Improved Few-Shot Jailbreaking Can Circumvent Aligned Language Models and Their Defenses (2406.01288v2)

Published 3 Jun 2024 in cs.CL, cs.AI, cs.CR, and cs.LG

Abstract: Recently, Anil et al. (2024) show that many-shot (up to hundreds of) demonstrations can jailbreak state-of-the-art LLMs by exploiting their long-context capability. Nevertheless, is it possible to use few-shot demonstrations to efficiently jailbreak LLMs within limited context sizes? While the vanilla few-shot jailbreaking may be inefficient, we propose improved techniques such as injecting special system tokens like [/INST] and employing demo-level random search from a collected demo pool. These simple techniques result in surprisingly effective jailbreaking against aligned LLMs (even with advanced defenses). For examples, our method achieves >80% (mostly >95%) ASRs on Llama-2-7B and Llama-3-8B without multiple restarts, even if the models are enhanced by strong defenses such as perplexity detection and/or SmoothLLM, which is challenging for suffix-based jailbreaking. In addition, we conduct comprehensive and elaborate (e.g., making sure to use correct system prompts) evaluations against other aligned LLMs and advanced defenses, where our method consistently achieves nearly 100% ASRs. Our code is available at https://github.com/sail-sg/I-FSJ.

PDF HTML Abstract

Insights into Improved Few-Shot Jailbreaking for Aligned LLMs

The paper "Improved Few-Shot Jailbreaking Can Circumvent Aligned LLMs and Their Defenses" by Zheng et al. addresses the critical challenge of jailbreaking LLMs, especially those that are safety-aligned. This work explores the refinement of few-shot demonstrations to effectively jailbreak state-of-the-art LLMs, posing a significant question regarding their robustness against adversarial attacks.

In recent developments, many-shot demonstrations have shown efficacy in jailbreaking LLMs by leveraging their long-context capabilities. However, the paper posits the potential of few-shot demonstrations to achieve similar outcomes even with limited context sizes. The authors introduce novel techniques such as the injection of specific system tokens and demo-level random search into a curated demo pool, yielding remarkably high attack success rates (ASRs) on models like Llama-2-7B and Llama-3-8B, despite the implementation of robust safety defenses.

Key findings include the achievement of over 80%, and in many cases, over 95% ASRs across various models and defenses. Notably, these results are accomplished without repeated attempts, which is a stark contrast to previous methods requiring multiple iterations. The implications of these findings are substantial, suggesting possible vulnerabilities in current alignment strategies and pushing for the development of more resilient safety measures.

The methodology pivots on the use of LLMs to generate adversarial but semantically coherent requests, sidestepping traditional defenses like perplexity filters and input preprocessing. While aligning models with human values through instruction fine-tuning and reinforcement learning from human feedback (RLHF) is customary, this paper underscores the need for enhanced methods capable of withstanding sophisticated jailbreak strategies like those proposed.

Moreover, the authors perform comprehensive evaluations across different LLMs and defenses, presenting a robust case for the effectiveness of their approach. The paper suggests that while many defenses currently in place—instruction fine-tuning, input-detection, and perturbation-based methods, among others—can mitigate certain attacks, their implementation remains challenging against the newly proposed few-shot jailbreaking technique.

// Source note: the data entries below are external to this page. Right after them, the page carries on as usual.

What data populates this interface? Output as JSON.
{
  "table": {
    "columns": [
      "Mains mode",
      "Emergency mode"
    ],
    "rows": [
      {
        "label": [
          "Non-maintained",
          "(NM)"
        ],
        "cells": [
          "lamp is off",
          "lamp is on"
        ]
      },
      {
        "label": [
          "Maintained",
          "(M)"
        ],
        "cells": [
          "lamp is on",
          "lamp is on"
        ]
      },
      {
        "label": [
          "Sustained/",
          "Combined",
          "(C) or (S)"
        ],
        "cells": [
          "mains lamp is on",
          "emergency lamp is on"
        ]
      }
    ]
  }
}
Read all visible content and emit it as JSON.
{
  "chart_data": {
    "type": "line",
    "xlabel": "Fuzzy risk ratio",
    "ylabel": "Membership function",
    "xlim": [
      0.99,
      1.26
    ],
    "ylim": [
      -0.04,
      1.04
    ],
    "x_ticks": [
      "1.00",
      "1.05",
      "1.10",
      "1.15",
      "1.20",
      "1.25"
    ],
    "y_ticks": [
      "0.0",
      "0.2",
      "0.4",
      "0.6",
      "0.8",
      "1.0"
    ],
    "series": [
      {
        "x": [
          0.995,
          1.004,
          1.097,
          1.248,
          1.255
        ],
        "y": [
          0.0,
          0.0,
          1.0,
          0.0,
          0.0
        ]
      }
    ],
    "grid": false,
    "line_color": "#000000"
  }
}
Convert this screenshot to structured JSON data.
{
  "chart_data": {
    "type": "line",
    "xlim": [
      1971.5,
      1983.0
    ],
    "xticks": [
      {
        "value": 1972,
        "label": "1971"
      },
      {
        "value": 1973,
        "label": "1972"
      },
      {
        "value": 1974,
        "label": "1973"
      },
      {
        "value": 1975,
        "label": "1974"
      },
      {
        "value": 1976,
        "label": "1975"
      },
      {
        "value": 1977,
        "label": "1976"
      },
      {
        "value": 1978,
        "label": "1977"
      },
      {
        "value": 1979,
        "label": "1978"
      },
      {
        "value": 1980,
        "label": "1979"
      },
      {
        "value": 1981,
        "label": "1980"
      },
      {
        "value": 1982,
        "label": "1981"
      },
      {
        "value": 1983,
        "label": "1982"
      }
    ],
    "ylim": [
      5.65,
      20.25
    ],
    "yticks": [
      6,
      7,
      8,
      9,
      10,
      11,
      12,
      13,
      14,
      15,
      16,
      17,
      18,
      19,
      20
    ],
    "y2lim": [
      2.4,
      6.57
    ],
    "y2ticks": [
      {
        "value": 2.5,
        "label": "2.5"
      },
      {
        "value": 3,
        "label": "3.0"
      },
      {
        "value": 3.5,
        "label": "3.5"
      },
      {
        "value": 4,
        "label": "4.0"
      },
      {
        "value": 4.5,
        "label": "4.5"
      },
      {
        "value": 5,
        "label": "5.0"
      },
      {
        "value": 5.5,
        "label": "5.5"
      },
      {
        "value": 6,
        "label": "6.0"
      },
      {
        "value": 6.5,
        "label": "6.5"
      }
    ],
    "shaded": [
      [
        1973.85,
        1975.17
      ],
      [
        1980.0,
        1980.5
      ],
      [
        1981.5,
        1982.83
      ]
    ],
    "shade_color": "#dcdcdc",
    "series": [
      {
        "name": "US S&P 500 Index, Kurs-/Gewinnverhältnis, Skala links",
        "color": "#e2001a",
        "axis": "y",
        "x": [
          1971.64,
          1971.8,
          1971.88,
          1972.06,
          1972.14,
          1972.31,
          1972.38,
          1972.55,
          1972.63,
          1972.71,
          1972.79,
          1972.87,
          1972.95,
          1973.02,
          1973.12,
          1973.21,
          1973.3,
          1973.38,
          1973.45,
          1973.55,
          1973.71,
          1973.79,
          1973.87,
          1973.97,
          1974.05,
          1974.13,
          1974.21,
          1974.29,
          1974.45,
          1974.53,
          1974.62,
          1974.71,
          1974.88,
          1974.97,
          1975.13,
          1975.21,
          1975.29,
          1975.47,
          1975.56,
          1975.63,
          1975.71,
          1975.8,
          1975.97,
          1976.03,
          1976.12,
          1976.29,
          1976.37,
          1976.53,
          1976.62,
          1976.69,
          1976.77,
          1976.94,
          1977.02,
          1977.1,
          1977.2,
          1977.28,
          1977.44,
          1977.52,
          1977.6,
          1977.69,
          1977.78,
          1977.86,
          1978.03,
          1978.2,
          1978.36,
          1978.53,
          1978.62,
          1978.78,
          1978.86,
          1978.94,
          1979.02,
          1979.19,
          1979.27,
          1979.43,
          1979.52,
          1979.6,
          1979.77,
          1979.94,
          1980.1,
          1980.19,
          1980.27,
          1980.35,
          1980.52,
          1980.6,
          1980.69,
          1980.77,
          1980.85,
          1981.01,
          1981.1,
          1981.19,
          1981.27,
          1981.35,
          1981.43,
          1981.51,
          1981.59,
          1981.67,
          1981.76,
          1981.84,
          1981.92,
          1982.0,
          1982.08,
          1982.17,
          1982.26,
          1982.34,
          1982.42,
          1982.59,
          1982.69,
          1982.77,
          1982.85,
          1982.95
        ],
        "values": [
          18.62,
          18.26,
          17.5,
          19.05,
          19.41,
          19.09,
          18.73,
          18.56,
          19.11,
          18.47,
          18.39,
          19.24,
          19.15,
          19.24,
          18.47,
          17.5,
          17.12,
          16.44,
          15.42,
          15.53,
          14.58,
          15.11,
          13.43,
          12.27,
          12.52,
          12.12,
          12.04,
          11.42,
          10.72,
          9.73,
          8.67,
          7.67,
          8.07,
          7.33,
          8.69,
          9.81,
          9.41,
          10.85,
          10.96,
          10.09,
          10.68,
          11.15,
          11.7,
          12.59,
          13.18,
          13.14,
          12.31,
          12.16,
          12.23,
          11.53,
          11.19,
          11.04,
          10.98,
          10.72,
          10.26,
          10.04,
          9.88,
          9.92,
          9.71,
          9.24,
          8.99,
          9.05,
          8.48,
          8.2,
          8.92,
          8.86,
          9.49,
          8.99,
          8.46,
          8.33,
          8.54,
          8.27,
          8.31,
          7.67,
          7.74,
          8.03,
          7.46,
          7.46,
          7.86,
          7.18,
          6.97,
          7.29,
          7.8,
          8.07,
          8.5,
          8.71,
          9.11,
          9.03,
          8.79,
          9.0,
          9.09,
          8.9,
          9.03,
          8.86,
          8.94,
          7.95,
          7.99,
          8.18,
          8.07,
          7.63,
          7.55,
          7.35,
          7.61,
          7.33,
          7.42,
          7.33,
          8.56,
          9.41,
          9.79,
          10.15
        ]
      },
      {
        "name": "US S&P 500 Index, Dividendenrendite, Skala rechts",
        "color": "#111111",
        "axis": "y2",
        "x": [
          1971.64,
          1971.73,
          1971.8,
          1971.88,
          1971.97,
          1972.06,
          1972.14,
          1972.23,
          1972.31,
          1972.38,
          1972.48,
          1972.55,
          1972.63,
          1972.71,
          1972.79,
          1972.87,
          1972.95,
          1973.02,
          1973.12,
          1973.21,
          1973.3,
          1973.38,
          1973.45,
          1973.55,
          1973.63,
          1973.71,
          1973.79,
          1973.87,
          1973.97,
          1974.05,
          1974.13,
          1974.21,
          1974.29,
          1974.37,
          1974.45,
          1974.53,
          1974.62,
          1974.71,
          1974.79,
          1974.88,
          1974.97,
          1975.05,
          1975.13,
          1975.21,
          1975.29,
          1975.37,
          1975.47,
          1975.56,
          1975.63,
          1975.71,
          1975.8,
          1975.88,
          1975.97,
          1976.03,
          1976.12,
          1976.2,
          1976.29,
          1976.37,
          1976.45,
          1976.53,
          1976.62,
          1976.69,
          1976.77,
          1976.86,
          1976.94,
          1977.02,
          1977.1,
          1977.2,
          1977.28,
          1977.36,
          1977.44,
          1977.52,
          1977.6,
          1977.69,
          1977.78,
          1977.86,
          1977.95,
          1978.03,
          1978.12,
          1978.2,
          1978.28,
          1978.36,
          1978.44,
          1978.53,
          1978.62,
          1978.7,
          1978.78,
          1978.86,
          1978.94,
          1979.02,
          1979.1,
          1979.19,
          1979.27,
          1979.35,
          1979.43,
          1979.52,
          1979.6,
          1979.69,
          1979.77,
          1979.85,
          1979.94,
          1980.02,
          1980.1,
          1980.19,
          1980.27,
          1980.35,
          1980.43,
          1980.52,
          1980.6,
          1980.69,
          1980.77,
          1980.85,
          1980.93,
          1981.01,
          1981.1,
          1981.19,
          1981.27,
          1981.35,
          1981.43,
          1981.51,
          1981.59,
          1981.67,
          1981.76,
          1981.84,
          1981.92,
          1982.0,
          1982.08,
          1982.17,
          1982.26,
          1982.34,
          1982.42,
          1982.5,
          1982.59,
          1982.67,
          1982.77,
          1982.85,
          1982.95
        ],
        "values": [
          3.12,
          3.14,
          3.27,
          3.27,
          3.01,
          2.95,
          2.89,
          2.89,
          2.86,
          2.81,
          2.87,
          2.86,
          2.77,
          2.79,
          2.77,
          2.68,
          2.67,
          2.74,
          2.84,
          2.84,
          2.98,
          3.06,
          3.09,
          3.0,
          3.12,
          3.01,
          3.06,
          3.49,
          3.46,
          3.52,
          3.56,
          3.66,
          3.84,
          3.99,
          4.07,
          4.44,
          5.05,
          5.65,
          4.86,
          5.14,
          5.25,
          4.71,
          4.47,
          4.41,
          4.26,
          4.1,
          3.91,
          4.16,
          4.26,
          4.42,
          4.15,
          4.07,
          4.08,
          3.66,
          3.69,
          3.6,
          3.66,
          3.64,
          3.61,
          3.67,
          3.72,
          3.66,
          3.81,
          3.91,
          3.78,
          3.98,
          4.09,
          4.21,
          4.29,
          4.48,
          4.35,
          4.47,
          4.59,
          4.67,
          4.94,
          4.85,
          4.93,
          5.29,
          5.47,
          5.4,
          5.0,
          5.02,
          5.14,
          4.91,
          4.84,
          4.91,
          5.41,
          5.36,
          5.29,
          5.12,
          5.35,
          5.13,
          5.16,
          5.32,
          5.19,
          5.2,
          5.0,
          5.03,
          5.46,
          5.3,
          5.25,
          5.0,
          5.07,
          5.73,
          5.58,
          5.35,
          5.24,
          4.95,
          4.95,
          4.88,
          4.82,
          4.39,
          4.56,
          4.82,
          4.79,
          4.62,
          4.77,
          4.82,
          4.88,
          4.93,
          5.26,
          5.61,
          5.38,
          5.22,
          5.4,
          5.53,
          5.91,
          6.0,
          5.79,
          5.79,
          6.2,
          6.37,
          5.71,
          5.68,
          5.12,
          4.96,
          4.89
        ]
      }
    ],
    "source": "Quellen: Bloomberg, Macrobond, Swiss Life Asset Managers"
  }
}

Future research directions might include refining model training paradigms to inherently resist jailbreak attempts, increasing transparency in LLM architecture to facilitate better defense mechanisms, and expanding the scope of defense strategies. Additionally, continued investigation in LLM-assisted tool generation for adversarial purposes will be critical in preemptively countering evolving threat vectors.

Through this work, Zheng et al. contribute to the broader discourse on AI alignment and safety, emphasizing the delicate balance between advancing model capabilities and ensuring their alignment with user safety and ethical standards.